Sitting next to the main NPU is a smaller, always-on AI accelerator called the eNPU. Its job is the quiet background stuff: listening for wake words, figuring out whether you’re walking or running, and cleaning up noise during calls. Qualcomm calls these “low-power islands,” separate mini-processors inside the main chip that each handle one job (audio, sensors, or display) without waking the rest of the system. It’s a smarter way to split the workload, and it replaces the older co-processor design Qualcomm used in previous wearable chips.

For Samsung, which has been leaning hard into AI across its product line since the Galaxy S24 series, picking a chip that already does on-device AI well makes more sense than trying to build those same capabilities into its own wearable silicon from scratch.

Not just for watches

Qualcomm isn’t positioning the Wear Elite as a smartwatch chip alone. The platform supports a range of wearable form factors, including smart glasses, AI pendants, and camera-equipped pins. Depending on the display and camera configuration, it can serve as an alternative to Qualcomm’s existing Snapdragon AR1 and AR2 families, which is a telling signal about where the company sees wearable computing heading.

Qualcomm Snapdragon Wear Elite Chip




Alex Katouzian, Qualcomm’s EVP and Group General Manager of Mobile, Compute, and XR (MCX), framed it this way: these devices are “no longer simply extensions of the smartphone, but active participants in a distributed AI network.”

The life-logging potential is where things get interesting. Qualcomm envisions the Wear Elite powering devices that can recall contextual information on demand. Where you left your keys, which cafe you visited in Paris last week, what someone said during a meeting yesterday. That kind of ambient intelligence requires processing power that stays on without draining a battery in three hours, and the low-power island architecture is designed to solve exactly that problem.
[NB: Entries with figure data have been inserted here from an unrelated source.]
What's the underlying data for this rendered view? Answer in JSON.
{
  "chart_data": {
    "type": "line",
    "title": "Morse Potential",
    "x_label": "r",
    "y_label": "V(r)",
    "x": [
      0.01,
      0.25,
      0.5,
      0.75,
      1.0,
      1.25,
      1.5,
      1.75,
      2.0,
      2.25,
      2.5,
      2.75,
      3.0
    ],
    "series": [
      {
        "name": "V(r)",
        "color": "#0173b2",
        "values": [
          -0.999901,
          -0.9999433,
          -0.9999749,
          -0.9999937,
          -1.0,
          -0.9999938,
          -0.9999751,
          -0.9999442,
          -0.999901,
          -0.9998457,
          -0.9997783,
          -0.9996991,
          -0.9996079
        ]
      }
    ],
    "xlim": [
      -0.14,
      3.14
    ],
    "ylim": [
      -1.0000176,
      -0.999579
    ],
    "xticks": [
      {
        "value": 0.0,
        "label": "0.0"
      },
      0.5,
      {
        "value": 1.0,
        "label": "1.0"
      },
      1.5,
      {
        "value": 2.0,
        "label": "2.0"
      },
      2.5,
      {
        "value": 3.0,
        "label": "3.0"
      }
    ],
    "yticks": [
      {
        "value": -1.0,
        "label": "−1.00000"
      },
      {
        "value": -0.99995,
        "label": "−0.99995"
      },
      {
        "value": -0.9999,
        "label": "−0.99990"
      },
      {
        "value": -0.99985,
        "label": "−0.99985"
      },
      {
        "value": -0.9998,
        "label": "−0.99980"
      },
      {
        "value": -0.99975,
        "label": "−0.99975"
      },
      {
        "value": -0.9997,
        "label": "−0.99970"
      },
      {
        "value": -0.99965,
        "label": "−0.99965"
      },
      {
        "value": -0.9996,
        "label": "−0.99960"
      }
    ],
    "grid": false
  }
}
Connectivity that matches the ambition

Qualcomm crammed six types of wireless connectivity into the Wear Elite: Wi-Fi 6, Bluetooth 6.0, ultra-wideband (UWB), satellite positioning (GNSS), a lightweight version of 5G called RedCap, and satellite connectivity (NB-NTN) for areas with no cell signal. That’s a lot of radios for a wrist-sized chip. UWB is the notable first here, since it lets you unlock doors or other devices just by wearing the watch nearby. The Wi-Fi radio also runs at 80 percent lower power than typical setups, so it can stay connected around the clock without wrecking battery life.

Qualcomm Snapdragon Wear Elite Platform Standalone




Watch makers won’t have to use every radio, though. Qualcomm plans to sell versions of the chip with different wireless options, so manufacturers can pick what they need and keep costs in check.

Who’s building with it

Google offered its own endorsement at MWC, describing Wear OS as evolving “from an operating system to an always-with-you intelligent system.” Samsung’s confirmation puts the Galaxy Watch 9 or Galaxy Watch Ultra 2 in the likely launch window, though neither company specified which model comes first. Motorola’s Project Maxwell concept, shown at CES 2026, already runs on the Wear Elite.
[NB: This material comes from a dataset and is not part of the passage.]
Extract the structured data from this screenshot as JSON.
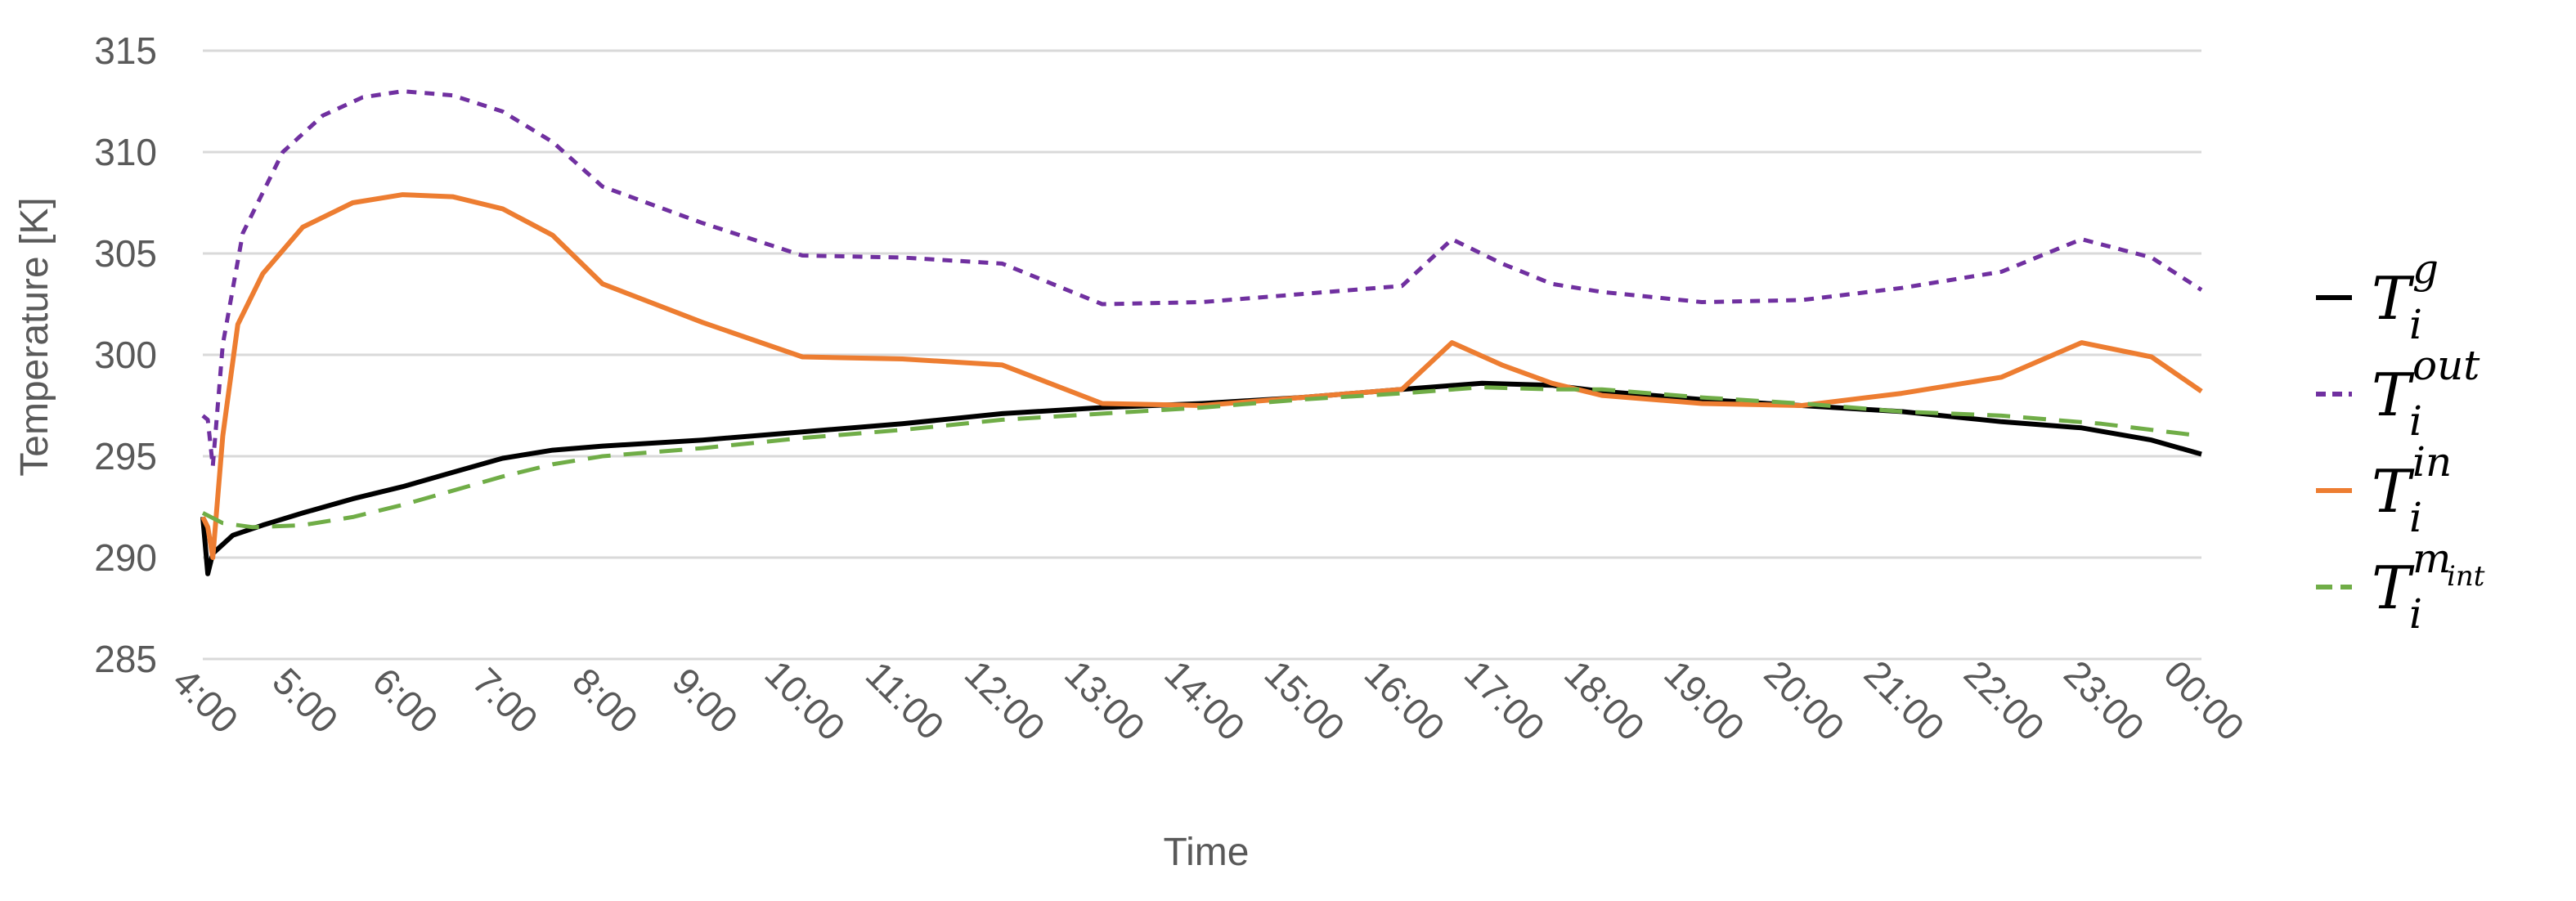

Qualcomm Snapdragon Wear Elite for Smartwatches and Wearables

Qualcomm says the first commercial devices will arrive “in the next few months,” and the chip supports Android, Wear OS, and Linux for lighter operating systems. The Pixel Watch is conspicuously absent from official announcements, which is itself a curious omission. Google co-developed the Wear OS optimizations for this chip and spoke publicly about the platform’s AI future at the same event. The current Pixel Watch 4 runs on a custom Qualcomm chip, and with Google this deeply embedded in the Wear Elite’s software stack, the next Pixel Watch running anything else would be the real surprise.




Qualcomm Snapdragon Wear Elite Chip

The smartwatch chip race has been quiet for a long time, with incremental bumps that rarely changed what a watch could actually do. The Snapdragon Wear Elite feels like the first real shake of the table. Whether it delivers on that promise depends on what Samsung, Google, and Motorola build around it. But for the first time, the silicon isn’t the bottleneck.